Y'all remember they pulled the plug on the M5 computer when they realized giving it total control and making humans useless was a bad idea.

The only people who really want obsolescence of humanity are the ones at the top who profit. You don't get a society of genius scientists and artists with lots of free time to 'create', you have a lot of people out of work and floundering economies. Desiring A.I.s running everything just makes the people at the top useless too.
 
I'll bet that when the times comes, opposition will be expressed in religious terms.

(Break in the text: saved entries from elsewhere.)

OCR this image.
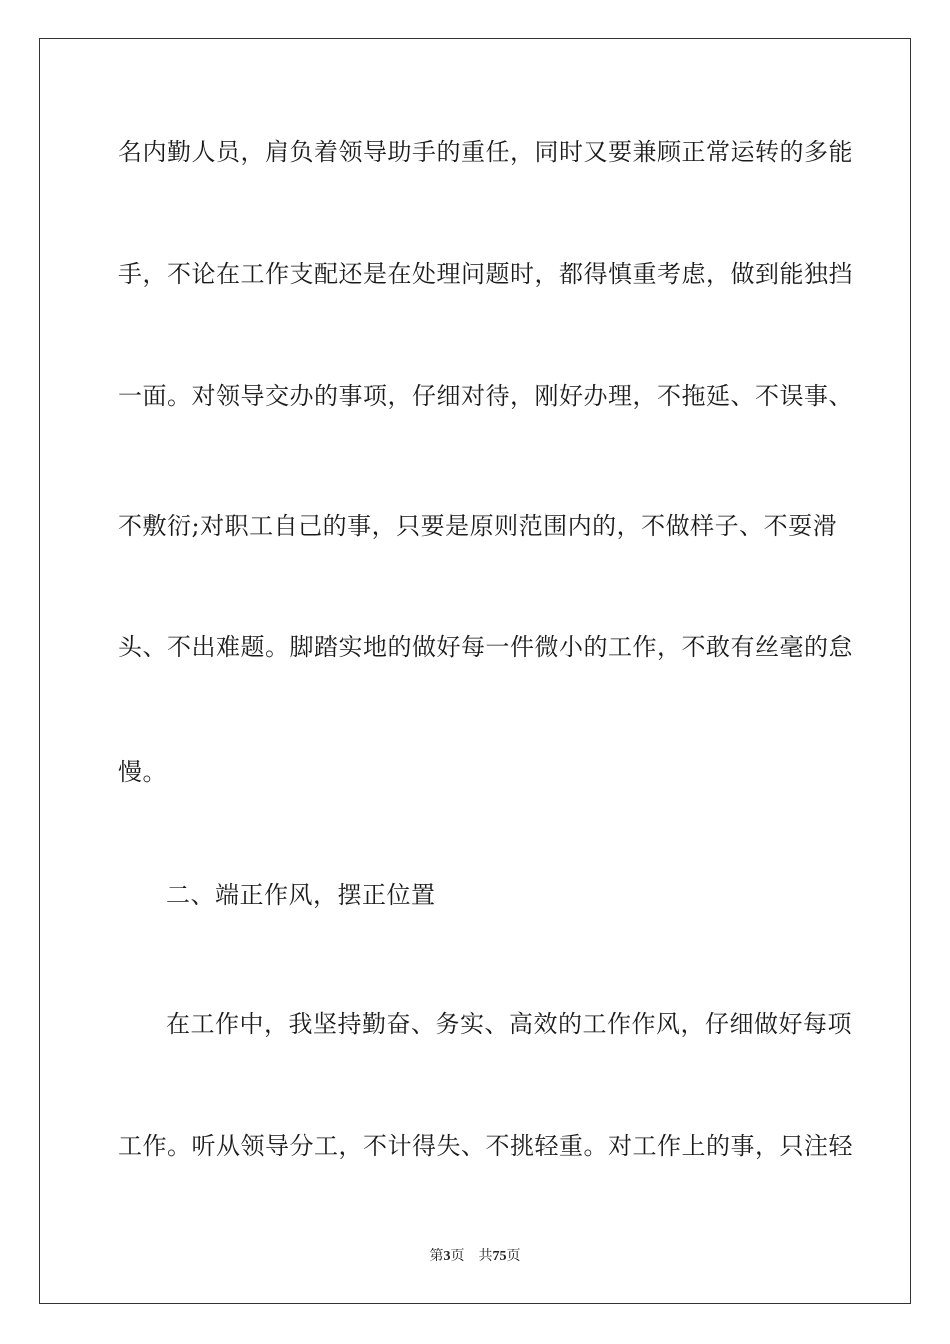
名内勤人员，肩负着领导助手的重任，同时又要兼顾正常运转的多能
手，不论在工作支配还是在处理问题时，都得慎重考虑，做到能独挡
一面。对领导交办的事项，仔细对待，刚好办理，不拖延、不误事、
不敷衍;对职工自己的事，只要是原则范围内的，不做样子、不耍滑
头、不出难题。脚踏实地的做好每一件微小的工作，不敢有丝毫的怠
慢。
二、端正作风，摆正位置
在工作中，我坚持勤奋、务实、高效的工作作风，仔细做好每项
工作。听从领导分工，不计得失、不挑轻重。对工作上的事，只注轻
第3页 共75页
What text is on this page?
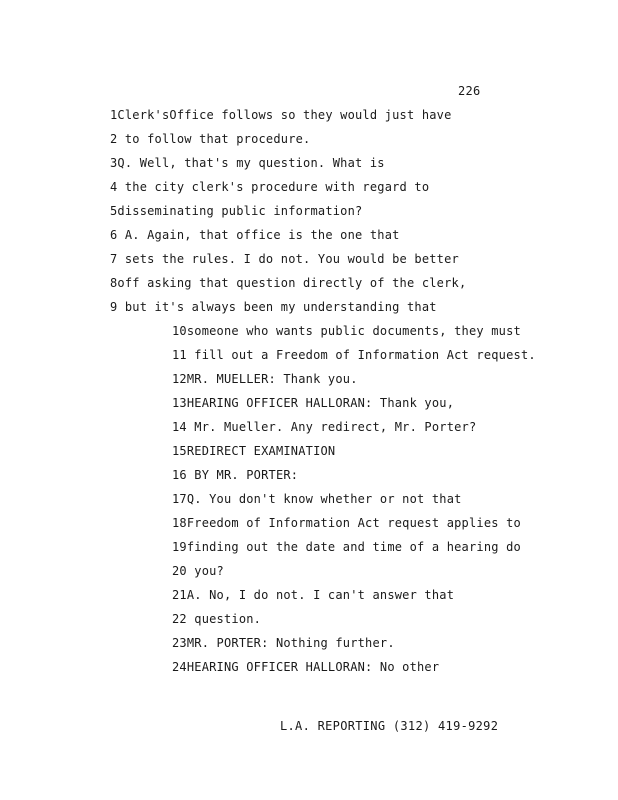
226
1Clerk'sOffice follows so they would just have
2 to follow that procedure.
3Q. Well, that's my question. What is
4 the city clerk's procedure with regard to
5disseminating public information?
6 A. Again, that office is the one that
7 sets the rules. I do not. You would be better
8off asking that question directly of the clerk,
9 but it's always been my understanding that
10someone who wants public documents, they must
11 fill out a Freedom of Information Act request.
12MR. MUELLER: Thank you.
13HEARING OFFICER HALLORAN: Thank you,
14 Mr. Mueller. Any redirect, Mr. Porter?
15REDIRECT EXAMINATION
16 BY MR. PORTER:
17Q. You don't know whether or not that
18Freedom of Information Act request applies to
19finding out the date and time of a hearing do
20 you?
21A. No, I do not. I can't answer that
22 question.
23MR. PORTER: Nothing further.
24HEARING OFFICER HALLORAN: No other
L.A. REPORTING (312) 419-9292
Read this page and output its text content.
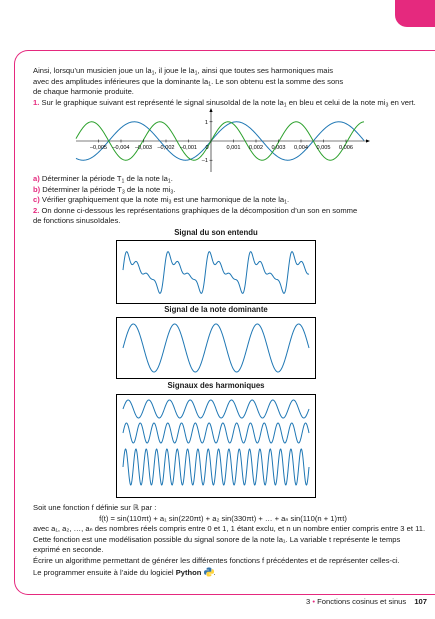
Ainsi, lorsqu’un musicien joue un $la_1$, il joue le $la_1$, ainsi que toutes ses harmoniques mais
avec des amplitudes inférieures que la dominante $la_1$. Le son obtenu est la somme des sons
de chaque harmonie produite.
1. Sur le graphique suivant est représenté le signal sinusoïdal de la note $la_1$ en bleu et celui de la note $mi_3$ en vert.
–0,005 –0,004 –0,003 –0,002 –0,001 0	0,001 0,002 0,003 0,004 0,005 0,006
1
–1
a) Déterminer la période $T_1$ de la note $la_1$.
b) Déterminer la période $T_3$ de la note $mi_3$.
c) Vérifier graphiquement que la note $mi_3$ est une harmonique de la note $la_1$.
2. On donne ci-dessous les représentations graphiques de la décomposition d’un son en somme
de fonctions sinusoïdales.
Signal du son entendu
Signal de la note dominante
Signaux des harmoniques
Soit une fonction f définie sur ℝ par :
f(t) = sin(110πt) + a₁ sin(220πt) + a₂ sin(330πt) + … + aₙ sin(110(n + 1)πt)
avec a₁, a₂, …, aₙ des nombres réels compris entre 0 et 1, 1 étant exclu, et n un nombre entier compris entre 3 et 11.
Cette fonction est une modélisation possible du signal sonore de la note la₁. La variable t représente le temps
exprimé en seconde.
Écrire un algorithme permettant de générer les différentes fonctions f précédentes et de représenter celles-ci.
Le programmer ensuite à l’aide du logiciel Python .
3 • Fonctions cosinus et sinus 107
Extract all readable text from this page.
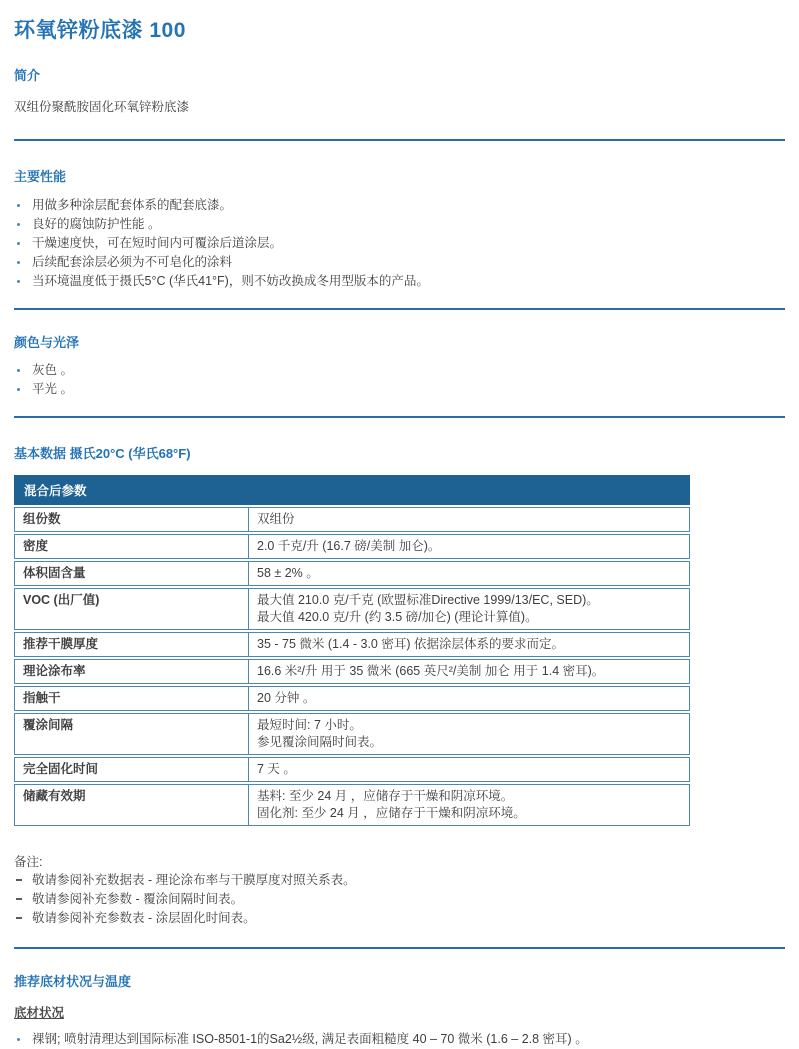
环氧锌粉底漆 100
简介
双组份聚酰胺固化环氧锌粉底漆
主要性能
用做多种涂层配套体系的配套底漆。
良好的腐蚀防护性能 。
干燥速度快，可在短时间内可覆涂后道涂层。
后续配套涂层必须为不可皂化的涂料
当环境温度低于摄氏5°C (华氏41°F)，则不妨改换成冬用型版本的产品。
颜色与光泽
灰色 。
平光 。
基本数据 摄氏20°C (华氏68°F)
混合后参数
组份数	双组份
密度	2.0 千克/升 (16.7 磅/美制 加仑)。
体积固含量	58 ± 2% 。
VOC (出厂值)	最大值 210.0 克/千克 (欧盟标准Directive 1999/13/EC, SED)。
最大值 420.0 克/升 (约 3.5 磅/加仑) (理论计算值)。
推荐干膜厚度	35 - 75 微米 (1.4 - 3.0 密耳) 依据涂层体系的要求而定。
理论涂布率	16.6 米²/升 用于 35 微米 (665 英尺²/美制 加仑 用于 1.4 密耳)。
指触干	20 分钟 。
覆涂间隔	最短时间: 7 小时。
参见覆涂间隔时间表。
完全固化时间	7 天 。
储藏有效期	基料: 至少 24 月 ，应储存于干燥和阴凉环境。
固化剂: 至少 24 月 ，应储存于干燥和阴凉环境。
备注:
敬请参阅补充数据表 - 理论涂布率与干膜厚度对照关系表。
敬请参阅补充参数 - 覆涂间隔时间表。
敬请参阅补充参数表 - 涂层固化时间表。
推荐底材状况与温度
底材状况
裸钢; 喷射清理达到国际标准 ISO-8501-1的Sa2½级, 满足表面粗糙度 40 – 70 微米 (1.6 – 2.8 密耳) 。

You may also have an elite that have their minds permanently connected to the cloud and able to access and process instantly gigabytes per second.
 
hiro said:
I'd be keen to see the actual spec laid out for me as I am somewhat slow tonight... (pretty please)

Not really worked it out because I haven't needed to, but look at the rating, and how much or how little space is needed. Humans do the work because they are cheaper? Now that you mention it ... somewhat like cheap industry today.

I think there are even more expansive rules in the robots books. The bottom line will always be is that players like to be crew and without players you have no game. I'll think about stuff because I like thinking about stuff, but it doesn't come up in the game.
 
heron61 said:
dragoner said:
Yes, very Banksian Culture, then the question becomes: "where do we go from there?" It could be an evolutionary dead end, or even regression. I saw something the other day where an evolutionary biologist said our brains have gotten smaller since we moved to civilization, as opposed to being hunter-gatherers, we began to rely on others to think for us.
Except we're already headed for being able to throw off evolution's mindless hand. If you have a culture (or perhaps Culture) advanced enough to create intelligent AI, you also have one advanced enough to take control of its own genetics and not give one flip for what natural selection might produce.

Except for the 'human experimentation' stage in the middle, aye, therein lies the rub. Even Gattaca wasn't a wonderland. But this belongs in it's own thread.